The Christians then hired Mugadam as their attorney, who was able to bring the matter to the courts. The police opened a case in December and have arrested nine since then.

Urging Christians to pray that the case would be justly fulfilled and that attacks against Christians in Sudan would end, ICC called it a “good sign for growing freedom and democracy in the country that the court system forced this issue.”

While a transitional government, led by Prime Minister Abdalla Hamdok, was sworn in last year, an Islamist “deep state” rooted in former President Omar al-Bashir’s 30 years of power remains influential.

The U.S. Commission on International Religious Freedom cautiously acknowledged improvements in the country’s religious and political atmosphere after the commission’s chair at the time, Tony Perkins, visited Sudan in February.

“We are grateful to Prime Minister Hamdok and other members of the country’s bold transitional leadership who met with USCIRF to convey their explicit desire to bring a new era of openness and inclusivity to their country that suffered for 30 years under brutal and autocratic religious repression,” he said at the time, according to Crux.

“At the same time, we understand that the country’s challenges are deeply-rooted, and we urge the leadership to move quickly to turn that optimism into tangible and meaningful reforms for all people across Sudan, such as acting to formally repeal Article 126 of the 1991 penal code, which outlaws apostasy.”

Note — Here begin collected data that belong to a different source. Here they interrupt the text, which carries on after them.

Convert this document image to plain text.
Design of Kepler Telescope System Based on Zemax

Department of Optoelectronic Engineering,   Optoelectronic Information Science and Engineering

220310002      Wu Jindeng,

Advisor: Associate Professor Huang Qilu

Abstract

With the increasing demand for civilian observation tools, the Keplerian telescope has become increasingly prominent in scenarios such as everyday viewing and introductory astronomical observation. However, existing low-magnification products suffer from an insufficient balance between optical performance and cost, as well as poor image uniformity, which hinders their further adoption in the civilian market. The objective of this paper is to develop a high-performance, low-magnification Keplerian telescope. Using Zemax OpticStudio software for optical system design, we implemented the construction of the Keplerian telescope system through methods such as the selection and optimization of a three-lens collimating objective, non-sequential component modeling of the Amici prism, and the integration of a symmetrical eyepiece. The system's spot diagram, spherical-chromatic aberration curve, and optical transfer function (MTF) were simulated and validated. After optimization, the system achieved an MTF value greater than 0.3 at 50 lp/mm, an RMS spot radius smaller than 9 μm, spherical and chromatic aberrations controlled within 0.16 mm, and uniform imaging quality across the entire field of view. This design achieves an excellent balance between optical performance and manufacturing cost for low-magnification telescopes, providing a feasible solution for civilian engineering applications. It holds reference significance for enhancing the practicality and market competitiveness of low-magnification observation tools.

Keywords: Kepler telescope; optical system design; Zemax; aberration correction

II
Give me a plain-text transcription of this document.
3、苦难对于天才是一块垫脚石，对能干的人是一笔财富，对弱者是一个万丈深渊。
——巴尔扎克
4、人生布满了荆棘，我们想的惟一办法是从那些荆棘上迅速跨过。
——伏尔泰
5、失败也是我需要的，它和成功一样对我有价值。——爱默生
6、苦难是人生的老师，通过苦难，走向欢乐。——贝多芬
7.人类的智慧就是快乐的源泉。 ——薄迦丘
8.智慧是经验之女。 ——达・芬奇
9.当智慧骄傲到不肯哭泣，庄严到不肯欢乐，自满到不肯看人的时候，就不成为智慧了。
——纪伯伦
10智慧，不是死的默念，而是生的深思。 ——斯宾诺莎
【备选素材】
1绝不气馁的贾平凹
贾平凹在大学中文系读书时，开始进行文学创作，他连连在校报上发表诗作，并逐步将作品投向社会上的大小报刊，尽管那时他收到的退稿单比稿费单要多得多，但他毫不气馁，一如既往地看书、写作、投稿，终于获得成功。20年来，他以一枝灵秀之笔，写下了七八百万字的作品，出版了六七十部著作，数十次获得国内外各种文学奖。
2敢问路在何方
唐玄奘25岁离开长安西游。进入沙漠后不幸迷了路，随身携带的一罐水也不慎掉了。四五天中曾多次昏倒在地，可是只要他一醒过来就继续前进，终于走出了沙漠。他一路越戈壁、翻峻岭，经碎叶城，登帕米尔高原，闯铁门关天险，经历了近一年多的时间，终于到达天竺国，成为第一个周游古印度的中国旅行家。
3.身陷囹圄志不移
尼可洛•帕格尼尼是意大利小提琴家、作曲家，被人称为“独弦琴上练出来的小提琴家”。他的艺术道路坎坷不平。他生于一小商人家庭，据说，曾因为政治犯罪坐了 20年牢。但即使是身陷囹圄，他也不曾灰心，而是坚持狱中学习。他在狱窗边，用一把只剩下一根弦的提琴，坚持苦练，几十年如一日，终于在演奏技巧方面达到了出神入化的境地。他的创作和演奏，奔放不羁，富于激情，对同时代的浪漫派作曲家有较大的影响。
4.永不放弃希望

Prime Minister Hamdok and other transitional government officials met with USCIRF in Washington, D.C., during a visit last December — the first time in three decades that Sudanese leaders had visited Washington. The officials also shared at the time how they planned to expand religious freedom in a country that is ranked as the seventh worst in the world when it comes to Christian persecution, according to Open Doors USA’s World Watch List.